O Blog tem o luxo de contar com os comentários do André Araújo, frequentemente contrários ao pensamento da maioria dos comentaristas, mas sempre fundamentados. Alguém tentou depreciá-lo taxando-o de sucedâneo de Paulo Francis. Antes Francis tivesse metade da consistência intelectual de André.

Não concordo com várias de suas posições, mas nunca deixo de beber nos seus escritos.

O que ele coloca frequentemente, em temas ligados à diplomacia, são argumentos e discussões que remontam o cardeal Richelieu, o primeiro a pensar nas chamadas razões de Estado.

São discussões absolutamente pertinentes, seja para analisar a posição do Brasil frente o golpe no Paraguai, ou as alianças políticas pragmáticas de Lula ou Fernando Henrique Cardoso.

A grande questão, que sempre suscita discussões enormes, é se os fins justificam os meios. Dependendo dos fins justificam, diriam os mais realistas. Jamais justificam, diriam os idealistas.

Mas quem transforma o mundo?

Richelieu foi o primeiro a considerar que a maior virtude de um político seria atender às razões de Estado. A partir delas se consolidaria o poder nacional e, com ele, o atendimento dos objetivos defendidos pelos idealistas. Julgava que as razões de Estado suplantariam a chamada moralidade universal.

Em sua época precisou enfrentar o mais poderoso Estado já montado, o Sacro Império Romano, herdeiro da visão universalista da Igreja com o império romano, comandado pelo arquiduque Fernando 2, da Áustria.

O arquiduque abominava toda sorte de concessões. Dizia ele (mencionado por Kissinger em seu livro “Diplomacia”):

“Linhas políticas mentirosas, podres,  tão em voga atualmente, Ele, em sua sabedoria, condenou desde sempre. Dizia ser impossível tratar com quem as seguisse, praticantes  de falsidades que abusavam de Deus”.

Era enfático: “Prefiro morrer a fazer qualquer concessão aos sectários no que trata a religião”.

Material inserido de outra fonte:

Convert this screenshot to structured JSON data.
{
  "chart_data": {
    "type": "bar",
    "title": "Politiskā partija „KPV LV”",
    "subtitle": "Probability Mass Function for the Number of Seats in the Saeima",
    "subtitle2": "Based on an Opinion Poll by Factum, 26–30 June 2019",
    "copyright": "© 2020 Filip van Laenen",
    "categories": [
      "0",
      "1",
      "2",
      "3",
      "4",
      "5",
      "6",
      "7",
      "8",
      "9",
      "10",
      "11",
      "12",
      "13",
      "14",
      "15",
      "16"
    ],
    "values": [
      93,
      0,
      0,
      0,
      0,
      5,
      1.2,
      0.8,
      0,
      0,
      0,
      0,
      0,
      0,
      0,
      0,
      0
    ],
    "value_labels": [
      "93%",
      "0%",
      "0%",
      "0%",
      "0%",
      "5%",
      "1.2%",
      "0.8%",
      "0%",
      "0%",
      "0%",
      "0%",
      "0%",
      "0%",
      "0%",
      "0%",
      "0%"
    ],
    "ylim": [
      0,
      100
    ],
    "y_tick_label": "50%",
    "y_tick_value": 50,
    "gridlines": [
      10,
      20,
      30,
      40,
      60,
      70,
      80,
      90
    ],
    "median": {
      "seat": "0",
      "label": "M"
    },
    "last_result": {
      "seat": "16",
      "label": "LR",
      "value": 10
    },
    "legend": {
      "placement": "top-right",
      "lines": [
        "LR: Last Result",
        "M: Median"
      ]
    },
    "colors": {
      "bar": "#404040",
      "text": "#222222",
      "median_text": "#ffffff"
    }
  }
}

Embora cardeal da Igreja, Richelieu se aliou aos príncipes protestantes para impedir a expansão do reinado dos Habsburgo, herdeiros do Sacro Império, que poderiam colocar em ameaça a França.

Richelieu consolidou o poderio francês por séculos e trouxe as razões de Estado para o primeiro plano das relações internacionais; Fernando 2 não deixou legado.

Ao se tornar potência, cada país trata de definir estratégias diplomáticas que favorecem seus interesses. Foi assim com a Inglaterra e seu sistema de alianças provisórias, dependendo da circunstância do momento. Foi assim com os Estados Unidos, seja na objetividade dura de Theodor Roosevelt ou no messianismo de Woodrow Wilson, do bom mocismo de Rockefeller ao oportunismo da família Bush.

Ou seja, por trás das observações do André, há séculos de uma discussão histórica, cheia de nuances, que se reflete em suas posições frente os problemas dos vizinhos.

De minha parte, julgo que a estratégia diplomática correta seja a de firmar a imagem da diplomacia soft brasileira, como passível de abrir mais portas do que manifestações de poder. Especialmente frente a vizinhos tão fracos e tão carentes de desenvolvimento. André defende o endurecimento, sempre que algum presidente estouvado colocar em xeque o interesse brasileiro.

Mas os dois caminhos visam buscar o melhor para o país. Daí a importância de se estimular o contraditório, de entender as diversas posições muito mais como fator de enriquecimento intelectual do que briga de torcida.